With the whole-blood RNA assay, McIntosh said the firm will be able to look for knockdown of specific homologous recombination repair genes. Right now, Carrick is using the assay to gauge early pharmacodynamic markers of activity. "But depending on what we see in the pattern of the genes that are affected, that may give us some clues as to where we should move forward with the therapy," he said.

Carrick, which launched in Dublin in 2016 but has since moved its headquarters to Boston, is also planning to perform circulating tumor DNA analyses on patients both at baseline and throughout treatment. 

"What we see at baseline, and the changes we may see as treatment progresses, will be really significant for how we shape the program toward the tumor types or mutations [that] become of most interest to us." 

Carrick hasn't yet decided on the specific tumor types for which it will develop CT7493, but McIntosh said the drug's mechanism of action seems to support advancing it in tumors driven by homologous recombination repair deficiency.
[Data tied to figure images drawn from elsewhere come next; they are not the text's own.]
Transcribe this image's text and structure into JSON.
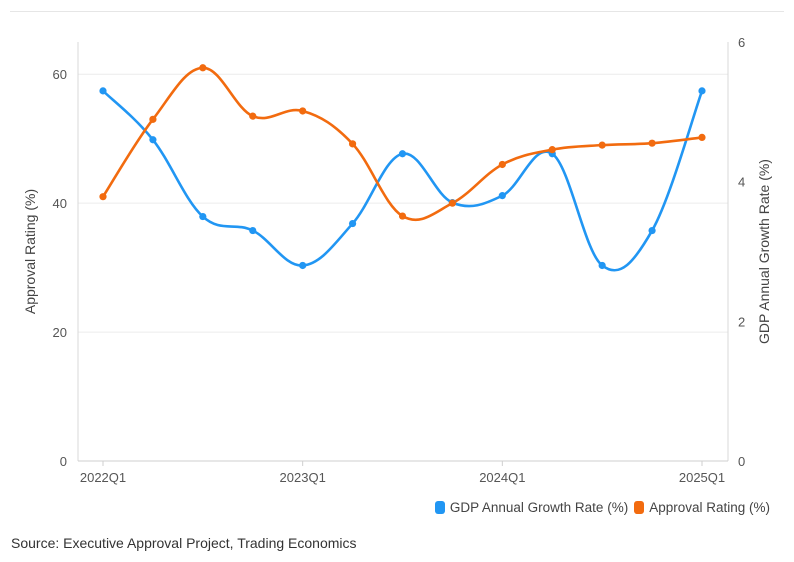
{
  "chart_data": {
    "type": "line",
    "x": [
      "2022Q1",
      "2022Q2",
      "2022Q3",
      "2022Q4",
      "2023Q1",
      "2023Q2",
      "2023Q3",
      "2023Q4",
      "2024Q1",
      "2024Q2",
      "2024Q3",
      "2024Q4",
      "2025Q1"
    ],
    "x_tick_labels": [
      "2022Q1",
      "2023Q1",
      "2024Q1",
      "2025Q1"
    ],
    "left_axis": {
      "label": "Approval Rating (%)",
      "ylim": [
        0,
        65
      ],
      "ticks": [
        "0",
        "20",
        "40",
        "60"
      ]
    },
    "right_axis": {
      "label": "GDP Annual Growth Rate (%)",
      "ylim": [
        0,
        6
      ],
      "ticks": [
        "0",
        "2",
        "4",
        "6"
      ]
    },
    "series": [
      {
        "name": "GDP Annual Growth Rate (%)",
        "axis": "right",
        "color": "#2196f3",
        "values": [
          5.3,
          4.6,
          3.5,
          3.3,
          2.8,
          3.4,
          4.4,
          3.7,
          3.8,
          4.4,
          2.8,
          3.3,
          5.3
        ]
      },
      {
        "name": "Approval Rating (%)",
        "axis": "left",
        "color": "#f26b0f",
        "values": [
          41,
          53,
          61,
          53.5,
          54.3,
          49.2,
          38,
          40,
          46,
          48.3,
          49,
          49.3,
          50.2
        ]
      }
    ],
    "legend": [
      "GDP Annual Growth Rate (%)",
      "Approval Rating (%)"
    ],
    "grid": true
  },
  "source_text": "Source: Executive Approval Project, Trading Economics"
}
In preclinical studies, CT7439 knocked down several homologous recombination repair deficiency genes, including RCC4, RAD51, and POLQ. 

"It may be that we have a mechanism for treating PARP resistance with upregulation of those pathways, or it may be that we have a way for broadening PARP indications outside the classical BRCA1/2 mutation phenotype," he said. "The known mechanism of action on homologous recombination repair does push us to tumors where the PARP inhibitors have shown good activity." These tumor types could include ovarian and breast cancers as well as Ewing sarcoma. 
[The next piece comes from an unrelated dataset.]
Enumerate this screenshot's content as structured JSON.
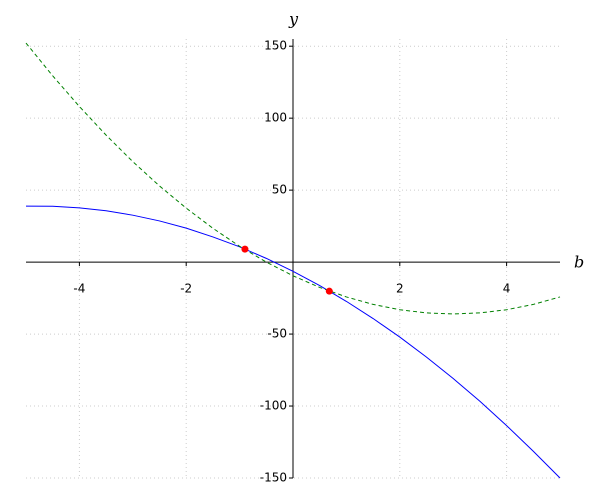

Looking ahead, the firm may also pair CT7439 with other drugs. And while a PARP inhibitor does seem like the obvious partner of choice, it's not the only possibility. 

McIntosh said Carrick may explore combination approaches with treatments implicated in DNA damage, potentially including platinum-based chemotherapy and irinotecan topoisomerase I inhibitors. There's also the possibility that CT7439 could drive some neoantigen expression and immunogenic cell death, which could open up the possibility of combining it with immunotherapy, McIntosh said. 

The firm is hoping to share early data from the new trial during the second half of 2025. Those data, McIntosh said, should inform Carrick's future development decisions for CT7439. 

While CT7439 may be the first CDK12/13 inhibitor to enter the clinic, it isn't Carrick's first CDK inhibitor to enter human trials. The firm is also studying the CDK7 inhibitor samuraciclib in hormone receptor-positive, HER2-negative advanced breast cancer. 

"We were able to build on that [samuraciclib] expertise, and our in-house chemistry, to develop our CDK12 inhibitor," McIntosh said. 

In that Phase II trial of samuraciclib, Carrick is evaluating it with or without fulvestrant. The firm has also inked deals with Roche, Menarini Group, and Arvinas and Pfizer to study samuraciclib combined with selective endocrine receptor degraders (SERDs). 

For instance, Carrick and Menarini Group are studying samuraciclib plus Menarini's Orserdu (elacestrant) in HR-positive, HER2-negative metastatic breast cancer patients whose tumors have developed resistance to CDK4/6 inhibitors. Carrick is also studying samuraciclib combined with Roche's investigational SERD gerdestrant and Arvinas and Pfizer's investigational estrogen receptor protein degrader vepdegestrant

"We have a compelling hypothesis [with samuraciclib] that has generated interest from major pharma, and now we need to generate the Phase III data," McIntosh said. 

Depending on the outcomes of these studies, Carrick could be making Phase III development decisions for samuraciclib "in the not too distant future," according to McIntosh. 

In the samuraciclib development program, Carrick is considering selecting patients based on TP53 mutation status. "The CDK7 inhibitor has a couple of very interesting signals, including the TP53 status of the patient, which could be very relevant to how that therapy performs," he said. 

The firm is hoping to make these decisions sometime in 2025 and potentially start Phase III development for samuraciclib in 2026. 

And while Carrick is currently refining the strategies for its two lead CDK inhibitors, McIntosh said the firm "would like to continue its drug hunting and find other pathways of interest to [develop] useful options for patients."